The figure above illustrates the architecture of the chatbot I built around FormaToG: When a user submits a prompt, a FastAPI server spins up FormaToG in a background process. As the agent traverses the graph, both its intermediate reasoning steps and the final answer are streamed to the client via server-sent events. The frontend is a React application that displays the chat alongside a real-time visualization of the graph traversal using Reagraph. Out of the box, I’ve pre-implemented interfaces for Ollama, Google, Wikidata, and Neo4j.
Evaluation
To empirically measure the performance of FormaToG, I ran a question-answering benchmark against a reimplementation of the original ToG, Chain-of-Thought (CoT), and standard Input-Output (IO) prompting. I evaluated them on two public datasets (QALD-10 and CWQ) and one custom domain-specific dataset (LNDW25), which I built by scraping data from the Berlin science event "Lange Nacht der Wissenschaften 2025" and auto-generating a fresh KG. Llama models are free to use and open-access. I used three models of distinct classes:
llama3.1:8b(small LLM)llama3.3:70b(medium LLM)llama4:scout(small to medium Mixture-of-Experts)
I ran the experiments on my university's HPC cluster.
Due to a high demand for resources and limited GPU availability, only llama3.1:8b was evaluated on CWQ, and llama4:scout was the largest model I could include.
The results look good.

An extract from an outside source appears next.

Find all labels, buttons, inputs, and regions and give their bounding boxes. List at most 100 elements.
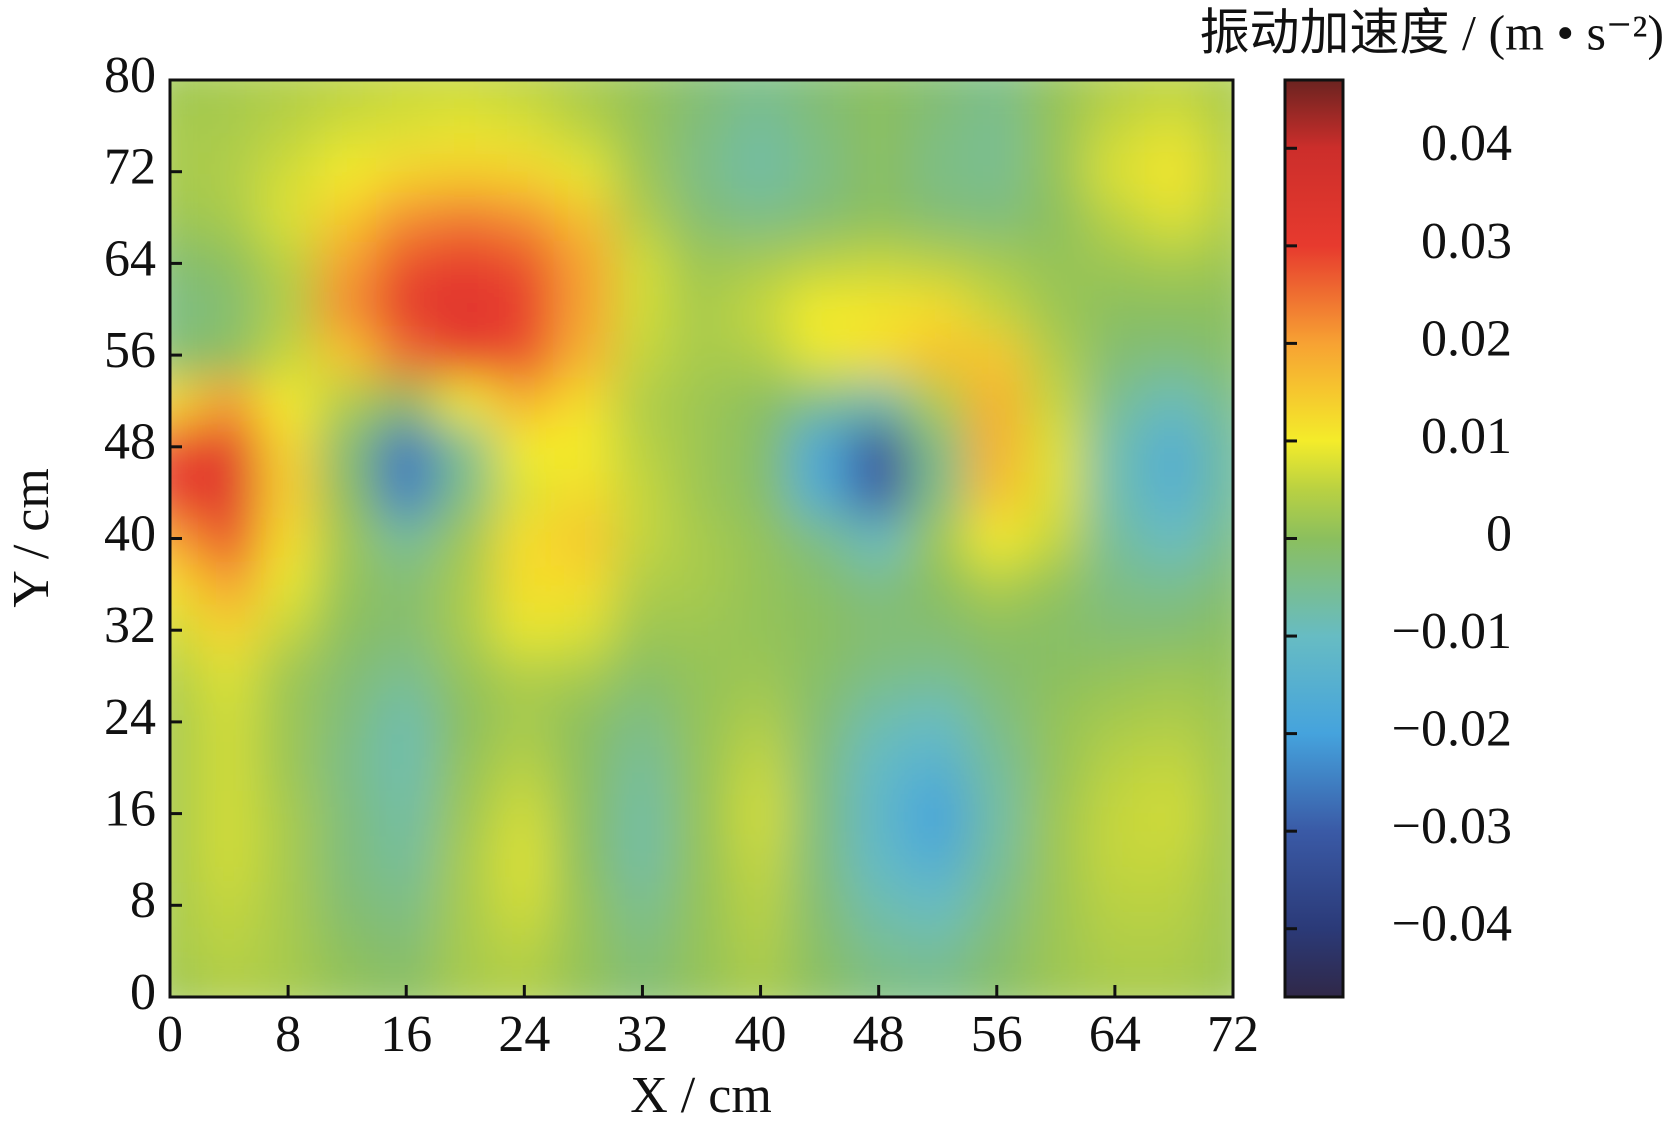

To measure performance, I relied on the F1 score, which calculates the overlap between what the model predicted and the dataset's gold-standard answer. Take a look.
FormaToG doesn't just outperform the baselines—it gives smaller models superpowers.

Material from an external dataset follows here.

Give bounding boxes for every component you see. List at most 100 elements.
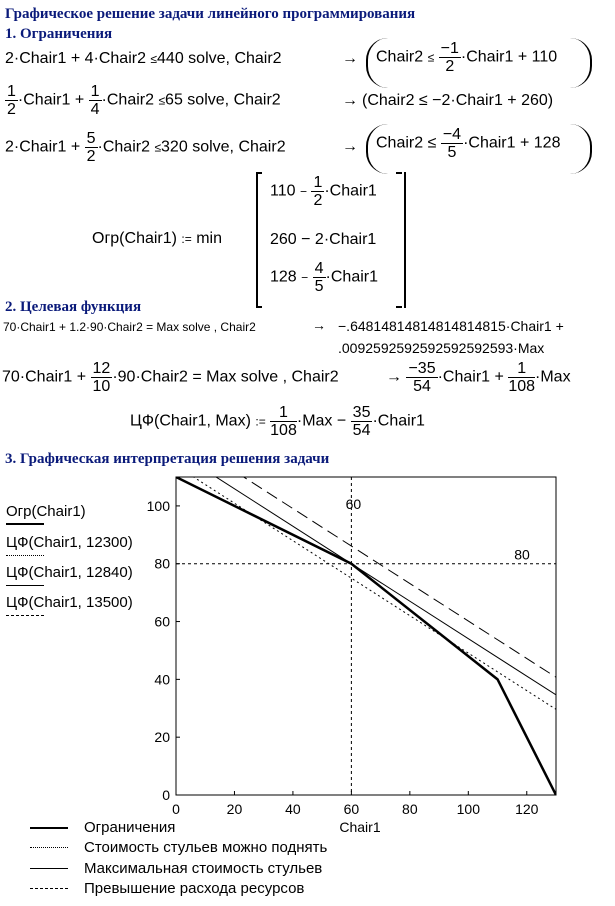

On the QALD-10 dataset, equipping the lightweight llama3.1:8b with FormaToG allowed it to beat the standard llama4:scout and perform on par with the massive llama3.3:70b.
Furthermore, while the original ToG completely choked on the domain-specific LNDW25 dataset unless paired with a massive 70B model, FormaToG handled the unseen, niche data gracefully across the board.
Unsurprisingly, the prompt-only baselines completely collapsed on the LNDW25 dataset, perfectly illustrating the fatal flaw of relying solely on a model's frozen internal knowledge.
Beyond accuracy, this figure below highlights a crucial secondary win:
FormaToG forces models to follow instructions much more precisely than ToG.
Zero fine-tuning. Zero retraining. Just drop in the model, hook up your graph, and let the agent do the thinking.